Next, we tested the effect of EHS addition on ET-induced inflammation in mammary secretory epithelial cells. SCp2 cells were grown and treated with ET as described in Materials and Methods. The medium was collected at 0, 1, 3, 6, 12, 24, and 48 h post ET treatment and was assayed for IL-6 secretion (Figure 6D), and NO production (Figure 6E). In order to compensate for any difference in cell growth rate on EHS vs. plastic, the results of secreted IL-6 and NO production were presented relative to cell number. SCp2 cells showed similar temporal patterns and concentrations of IL-6 secretion in response to ET treatment in the absence or presence of EHS (Figure 6D). Similarly, the temporal pattern of ET-induced NO production was not modulated by EHS addition; however, the magnitude of NO production tended to be greater, though not statistically significant, in cells supplemented with EHS (Figure 6E). EHS addition had no effect on ET-induced IL-6 and iNOS mRNA expression (data not shown).

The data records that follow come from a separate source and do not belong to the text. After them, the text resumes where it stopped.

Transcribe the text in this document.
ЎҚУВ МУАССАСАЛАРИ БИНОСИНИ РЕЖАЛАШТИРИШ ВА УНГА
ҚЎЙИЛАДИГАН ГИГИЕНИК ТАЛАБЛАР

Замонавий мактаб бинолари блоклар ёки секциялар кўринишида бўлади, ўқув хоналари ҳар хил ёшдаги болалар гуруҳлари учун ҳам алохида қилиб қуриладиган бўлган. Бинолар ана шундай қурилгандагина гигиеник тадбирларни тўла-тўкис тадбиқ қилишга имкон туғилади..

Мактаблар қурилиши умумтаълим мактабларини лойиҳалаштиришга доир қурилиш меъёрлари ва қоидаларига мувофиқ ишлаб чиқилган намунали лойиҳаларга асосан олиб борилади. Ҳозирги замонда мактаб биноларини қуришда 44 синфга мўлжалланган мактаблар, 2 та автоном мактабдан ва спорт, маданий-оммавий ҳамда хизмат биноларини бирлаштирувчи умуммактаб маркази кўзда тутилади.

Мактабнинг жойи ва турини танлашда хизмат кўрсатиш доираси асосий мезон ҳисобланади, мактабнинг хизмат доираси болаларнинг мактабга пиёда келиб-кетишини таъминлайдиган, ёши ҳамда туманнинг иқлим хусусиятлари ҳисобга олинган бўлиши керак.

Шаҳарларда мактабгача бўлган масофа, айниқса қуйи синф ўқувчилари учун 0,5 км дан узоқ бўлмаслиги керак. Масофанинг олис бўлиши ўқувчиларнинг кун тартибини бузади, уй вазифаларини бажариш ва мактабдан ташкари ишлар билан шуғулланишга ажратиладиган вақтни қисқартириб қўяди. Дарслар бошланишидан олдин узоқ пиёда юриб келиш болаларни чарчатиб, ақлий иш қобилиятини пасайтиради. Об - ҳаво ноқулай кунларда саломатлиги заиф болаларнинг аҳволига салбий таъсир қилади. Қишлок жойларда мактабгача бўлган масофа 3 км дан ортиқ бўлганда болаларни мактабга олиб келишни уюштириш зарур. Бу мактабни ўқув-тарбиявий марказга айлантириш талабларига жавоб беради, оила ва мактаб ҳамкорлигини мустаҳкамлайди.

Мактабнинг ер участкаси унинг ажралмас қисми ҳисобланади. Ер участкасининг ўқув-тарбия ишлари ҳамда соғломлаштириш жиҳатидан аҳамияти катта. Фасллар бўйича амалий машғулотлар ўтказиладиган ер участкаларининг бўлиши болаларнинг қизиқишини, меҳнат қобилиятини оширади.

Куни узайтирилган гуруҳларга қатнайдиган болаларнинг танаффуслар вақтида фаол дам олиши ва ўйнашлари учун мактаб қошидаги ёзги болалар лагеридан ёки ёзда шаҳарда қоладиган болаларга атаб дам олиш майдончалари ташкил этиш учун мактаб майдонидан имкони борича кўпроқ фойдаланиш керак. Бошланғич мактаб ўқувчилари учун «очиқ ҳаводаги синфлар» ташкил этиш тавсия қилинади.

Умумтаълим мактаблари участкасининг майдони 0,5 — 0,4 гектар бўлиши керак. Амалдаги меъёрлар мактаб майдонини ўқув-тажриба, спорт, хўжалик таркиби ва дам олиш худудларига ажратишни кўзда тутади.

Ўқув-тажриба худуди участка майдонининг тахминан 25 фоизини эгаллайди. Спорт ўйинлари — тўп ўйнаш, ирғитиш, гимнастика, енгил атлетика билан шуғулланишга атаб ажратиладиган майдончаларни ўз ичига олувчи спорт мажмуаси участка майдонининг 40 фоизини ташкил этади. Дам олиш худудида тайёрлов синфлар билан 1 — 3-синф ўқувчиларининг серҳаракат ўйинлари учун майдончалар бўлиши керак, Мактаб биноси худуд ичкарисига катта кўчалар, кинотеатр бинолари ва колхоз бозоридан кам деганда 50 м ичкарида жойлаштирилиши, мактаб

Effect of mixed SCp2 and SCg6 cells on inflammatory response to ET

Both secretory (SCp2) and myoepithelial (SCg6) mammary cell types are important in the formation and differentiation of the bi-layered secretory epithelium in the mammary gland [17,22]. Also, the lactating mammary gland is notably sensitive to microbial ET during intramammary infection [15]. Therefore, we investigated the effect of SCp2 and SCg6 interaction on ET-induced inflammation. Surprisingly, the coculture of SCp2 and SCg6 cells in the absence of ET induced a dramatic increase (p < 0.05) in IL-6 secretion (Figure 7A) that was significantly higher than basal or ET-induced IL-6 secretion in either SCp2 or SCg6 alone (Figure 7A). The concentration of secreted IL-6 remained dramatically higher in medium from SCp2:Scg6 cocultures (Figure 7B) even if normalized to cell number; thus the dramatically increased IL-6 induction in cocultures was not due to higher cell seeding density or growth rate in cocultures vs. individual cell cultures. In contrast, spontaneous NO production was modest in SCp2:SCg6 cocultures (1:1 ratio) in the absence of ET-treatment (Figure 7C). Upon ET treatment, NO production increased but the total concentration was only half the level of NO produced in ET-treated SCp2 cells on plastic (Figure 7C). SCp2 cells alone showed the expected induction of NO by ET, while SCg6 showed little NO production in response to ET (Figure 7C).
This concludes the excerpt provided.